Tal vez la trampa había sido definir la perfección
dentro de los límites que me enmarcaron las hojas que inicialmente vi. Tal vez
al ubicarlas dentro de la historia el sentido cambiaría diametralmente y Carlic
y Mia no fueran más que dos personas viviendo vidas separadas, sin siquiera
haberse conocido.
Tuve tres días para reflexionar sobre cómo proseguir;
es aquí donde me sentí inmensamente solo y comprendí que había sido un error no
involucrar a mi esposa desde el inicio.
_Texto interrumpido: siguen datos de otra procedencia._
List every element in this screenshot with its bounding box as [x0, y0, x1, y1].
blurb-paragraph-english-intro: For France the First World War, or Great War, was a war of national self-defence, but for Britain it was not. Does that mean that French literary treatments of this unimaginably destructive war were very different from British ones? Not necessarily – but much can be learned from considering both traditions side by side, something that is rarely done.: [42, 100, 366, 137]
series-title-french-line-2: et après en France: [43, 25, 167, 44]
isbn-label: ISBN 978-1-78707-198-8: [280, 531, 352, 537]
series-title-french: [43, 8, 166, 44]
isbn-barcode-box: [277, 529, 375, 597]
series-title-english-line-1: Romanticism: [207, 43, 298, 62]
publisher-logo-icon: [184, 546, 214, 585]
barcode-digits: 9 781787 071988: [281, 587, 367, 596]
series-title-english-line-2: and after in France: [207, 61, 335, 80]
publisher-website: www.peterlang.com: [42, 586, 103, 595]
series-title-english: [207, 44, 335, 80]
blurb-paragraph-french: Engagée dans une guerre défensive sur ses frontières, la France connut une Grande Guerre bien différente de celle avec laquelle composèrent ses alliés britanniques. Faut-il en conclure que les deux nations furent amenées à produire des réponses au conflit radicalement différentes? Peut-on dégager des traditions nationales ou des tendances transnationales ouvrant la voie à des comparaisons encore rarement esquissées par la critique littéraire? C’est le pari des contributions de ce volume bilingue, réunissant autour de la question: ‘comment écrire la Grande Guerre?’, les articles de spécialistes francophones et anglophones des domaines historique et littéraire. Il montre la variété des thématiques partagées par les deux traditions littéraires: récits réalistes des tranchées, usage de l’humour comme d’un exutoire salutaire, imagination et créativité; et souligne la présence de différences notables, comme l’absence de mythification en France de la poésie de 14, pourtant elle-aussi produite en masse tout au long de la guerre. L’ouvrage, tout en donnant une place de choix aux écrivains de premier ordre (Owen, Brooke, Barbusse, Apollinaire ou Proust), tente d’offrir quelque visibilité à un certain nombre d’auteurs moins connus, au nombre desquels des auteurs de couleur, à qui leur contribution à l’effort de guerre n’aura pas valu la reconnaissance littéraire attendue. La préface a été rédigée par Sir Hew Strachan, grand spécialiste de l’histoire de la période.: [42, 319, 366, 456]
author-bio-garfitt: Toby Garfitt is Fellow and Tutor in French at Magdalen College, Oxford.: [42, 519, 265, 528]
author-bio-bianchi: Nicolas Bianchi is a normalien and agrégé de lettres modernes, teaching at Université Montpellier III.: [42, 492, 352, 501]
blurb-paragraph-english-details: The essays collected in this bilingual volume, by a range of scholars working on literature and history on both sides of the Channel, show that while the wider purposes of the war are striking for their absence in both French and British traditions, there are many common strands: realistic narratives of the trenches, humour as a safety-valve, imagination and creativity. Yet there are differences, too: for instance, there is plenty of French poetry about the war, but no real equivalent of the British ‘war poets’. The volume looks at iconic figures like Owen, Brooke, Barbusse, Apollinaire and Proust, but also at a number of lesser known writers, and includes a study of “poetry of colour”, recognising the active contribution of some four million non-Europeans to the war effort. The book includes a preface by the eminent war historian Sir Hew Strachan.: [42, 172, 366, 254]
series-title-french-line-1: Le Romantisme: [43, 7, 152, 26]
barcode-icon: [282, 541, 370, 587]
Ahora no había tiempo para el enojo
inicial que seguramente la embargaría, el rencor moroso, y el revisar y hurgar
todos los rincones donde ubicar a estos dos invitados de última hora.
Luego de una noche con la mirada puesta en el techo
que intuí detrás de la oscuridad indiferente, aturdido pero consciente de mi
decisión, terminé borrando todo rastro del cuento casi perfecto (me duele y me
resisto a llamarlo imperfecto, aunque sé que efectivamente lo era).
Y hoy solo me queda esto, una simple y triste crónica de
quien estuvo a dos palabras de tocar el cielo con las manos y que ahora se
tiene que conformar con el relato de su fallido y vano intento.